Luke survives at school by following the rules, doing as he’s told, and enduring jackal boy’s bullying once a day—which he finds he can handle. He longs for his family, his real identity, and Jen, but he knows he must accept his new reality. He also misses the taste of delicious food and remembers one of his last visits with Jen when they made cookies together. He knows, however, that even the cookies and his mother’s fresh biscuits would taste bad in his lonely state. He wants friends as well but finds he can’t tell the boys at school apart from one another. They all blur together for Luke, as do the hallways and classrooms at Hendricks. At night, he mentally apologizes to his family, Jen, and Mr. Talbot. He feels he should not have left home and that the efforts to give him a new identity have been pointless.

Chapters 1-6 Analysis

The first six chapters introduce Luke’s difficult first weeks at school.

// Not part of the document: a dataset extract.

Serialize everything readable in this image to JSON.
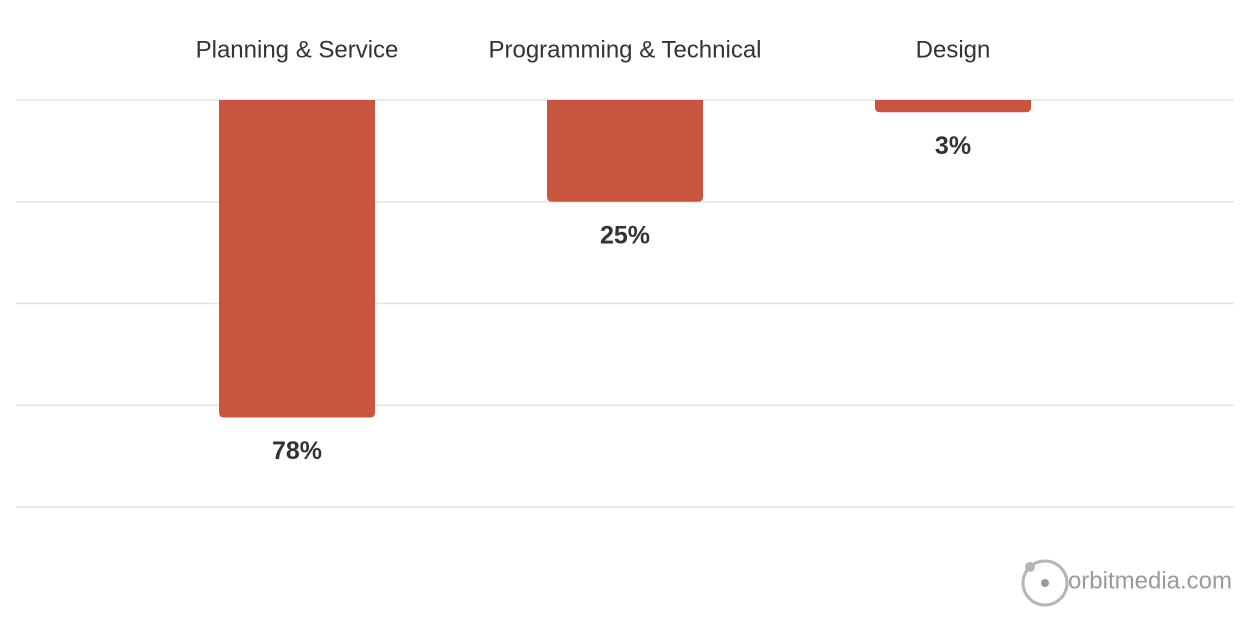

The initial tone is one of loneliness, panic, and confusion as Luke is unsure of his new environment and identity. The school is a “labyrinth-like” (24) maze of hallways, stairwells, and classrooms that Luke is unable to navigate. He is swept into the crowd of boys going to and from class and is constantly confused as to whether he’s in the right classroom. He could “rarely find his way to the same classroom twice” (36). When he does find a classroom, he doesn’t understand the teachers, who sometimes speak in “some other language” that Luke has “never heard before and [doesn’t] have a prayer of understanding” (18). When he tries to find his bedroom on the first night, he gets “turned around and [has] to search and search” (24).

Luke’s confusion in school mirrors his uncertainty over his new identity as Lee Grant. Everything is unfamiliar. In his bedroom at night, the room “was filled with unfamiliar sounds” (27). His clothes, which he classifies as wealthy “Baron clothes” (9), also seem strange to him since they aren’t what he is used to wearing. Along with the unfamiliar, Luke floats through a sense of anonymity. He finds “the teachers didn’t seem to notice [him], or anyone else” (36). Luke also has difficulty identifying the other boys and “gave up trying to keep track of anybody’s names” (35). Not only does Luke not recognize those around him, but he’s also terrified of calling attention to himself. He struggles to adjust to the new identity of the upper-class Lee Grant, and wonders how he hasn’t been found out, and wants to go back into hiding to avoid the pressure he feels in having to maintain a new façade.

Torn between his old identity and his new one, Luke constantly feels panicked and depressed. He is homesick, missing his family and Jen, and longs for a better life for third children, including himself. He lacks confidence and is subjected to bullying and indifference on the part of the teachers and other boys. The only interaction he has with the teachers is when they give him demerits (36), the meaning of which he has yet to understand. He finds no one will sit with him at lunch and at night, he is tormented by jackal boy. His mental anguish is reflected in the physical pain he endures from jackal boy’s abuse. He encounters the insult terms “exnay,” “fonrol,” and “lecker” for the first time and, like everything else at the school, fails to understand them. He determines they are negative, which is also in line with his experiences at school thus far.

The early chapters are also characterized by Luke’s desperate faith in Mr. Talbot’s note, as well as his frustration in being unable to read it. Other than affirming his real name quietly at night, the note is the only thing that gives Luke hope. It becomes a symbol of his desires to find courage and know all the answers: how to deal with school, understand his new identity, and change society for the better. However, his attempts to read it are constantly stymied (29). There are guards everywhere, he has no privacy, and finds it “maddening to always be around other people” (31).